Who Was Miss Mullikin?

Thomas L. Bartlow and David E. Zitarelli

The following article, which appeared in the American Mathematical Monthly, 116, no. 2 (February 2009): 99-114, is available as a PDF as well.

Table of Contents
1Introduction
2Dissertation
3Mathematical Legacy
4Teaching Career
5Life and Family
6Conclusion
7Archival Sources
8References

6. CONCLUSION.

Anna Margaret Mullikin may be remembered as a mathematician, a teacher, a philanthropist, and a humanitarian. In mathematics, she was one of the earliest American researchers in point-set topology, advancing knowledge of connectedness in the plane and characterizations of 2-manifolds in terms of connected sets, and fostering an international collaboration among topologists in Poland and the United States.

Although her only research was the doctoral dissertation, resulting in one published paper, it contained such deep results that all five theorems found application in subsequent investigations lasting another 50 years.

As a high-school teacher Mullikin served as an excellent mentor and role model for all her students during a 40-year teaching career. With a combination of firmness, patience, and kindness, she guided them both in mathematics and in the art of living.

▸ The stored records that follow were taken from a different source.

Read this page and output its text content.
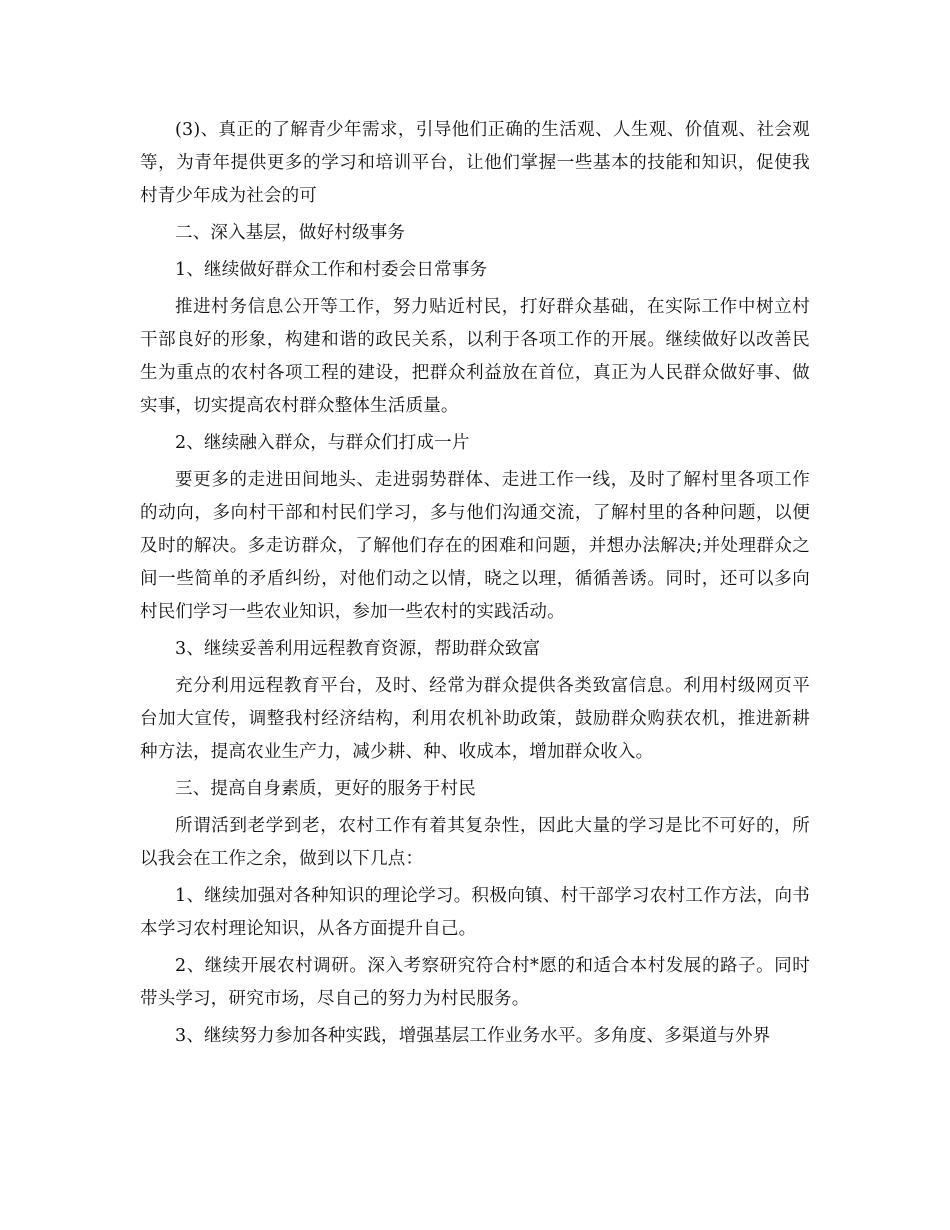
(3)、真正的了解青少年需求，引导他们正确的生活观、人生观、价值观、社会观等，为青年提供更多的学习和培训平台，让他们掌握一些基本的技能和知识，促使我村青少年成为社会的可

二、深入基层，做好村级事务

1、继续做好群众工作和村委会日常事务

推进村务信息公开等工作，努力贴近村民，打好群众基础，在实际工作中树立村干部良好的形象，构建和谐的政民关系，以利于各项工作的开展。继续做好以改善民生为重点的农村各项工程的建设，把群众利益放在首位，真正为人民群众做好事、做实事，切实提高农村群众整体生活质量。

2、继续融入群众，与群众们打成一片

要更多的走进田间地头、走进弱势群体、走进工作一线，及时了解村里各项工作的动向，多向村干部和村民们学习，多与他们沟通交流，了解村里的各种问题，以便及时的解决。多走访群众，了解他们存在的困难和问题，并想办法解决;并处理群众之间一些简单的矛盾纠纷，对他们动之以情，晓之以理，循循善诱。同时，还可以多向村民们学习一些农业知识，参加一些农村的实践活动。

3、继续妥善利用远程教育资源，帮助群众致富

充分利用远程教育平台，及时、经常为群众提供各类致富信息。利用村级网页平台加大宣传，调整我村经济结构，利用农机补助政策，鼓励群众购获农机，推进新耕种方法，提高农业生产力，减少耕、种、收成本，增加群众收入。

三、提高自身素质，更好的服务于村民

所谓活到老学到老，农村工作有着其复杂性，因此大量的学习是比不可好的，所以我会在工作之余，做到以下几点：

1、继续加强对各种知识的理论学习。积极向镇、村干部学习农村工作方法，向书本学习农村理论知识，从各方面提升自己。

2、继续开展农村调研。深入考察研究符合村*愿的和适合本村发展的路子。同时带头学习，研究市场，尽自己的努力为村民服务。

3、继续努力参加各种实践，增强基层工作业务水平。多角度、多渠道与外界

She identified and encouraged students of strong mathematical ability, taught a meticulous and orderly approach to mathematics to all her students, and tailored her lessons to the abilities of individual students.

Although her pupils were unaware of her earlier exploits and some of them did not even know that she held a Ph.D., they benefited by experiencing firsthand a brilliant and serious mathematical mind at work. Perhaps this was especially true for her female students, but all her students remember her with admiration and respect.

As a person Miss Mullikin was generous of spirit and purse, leaving a financial legacy which continues to benefit humanity. Although all of her immediate family died before she did, some of them prematurely, and her own health was poor for several years, she maintained an optimistic outlook, welcoming visitors graciously. Firm in her sense of how to do mathematics, how to teach, and how to live, she was patient, modest, and considerate in her relations with others.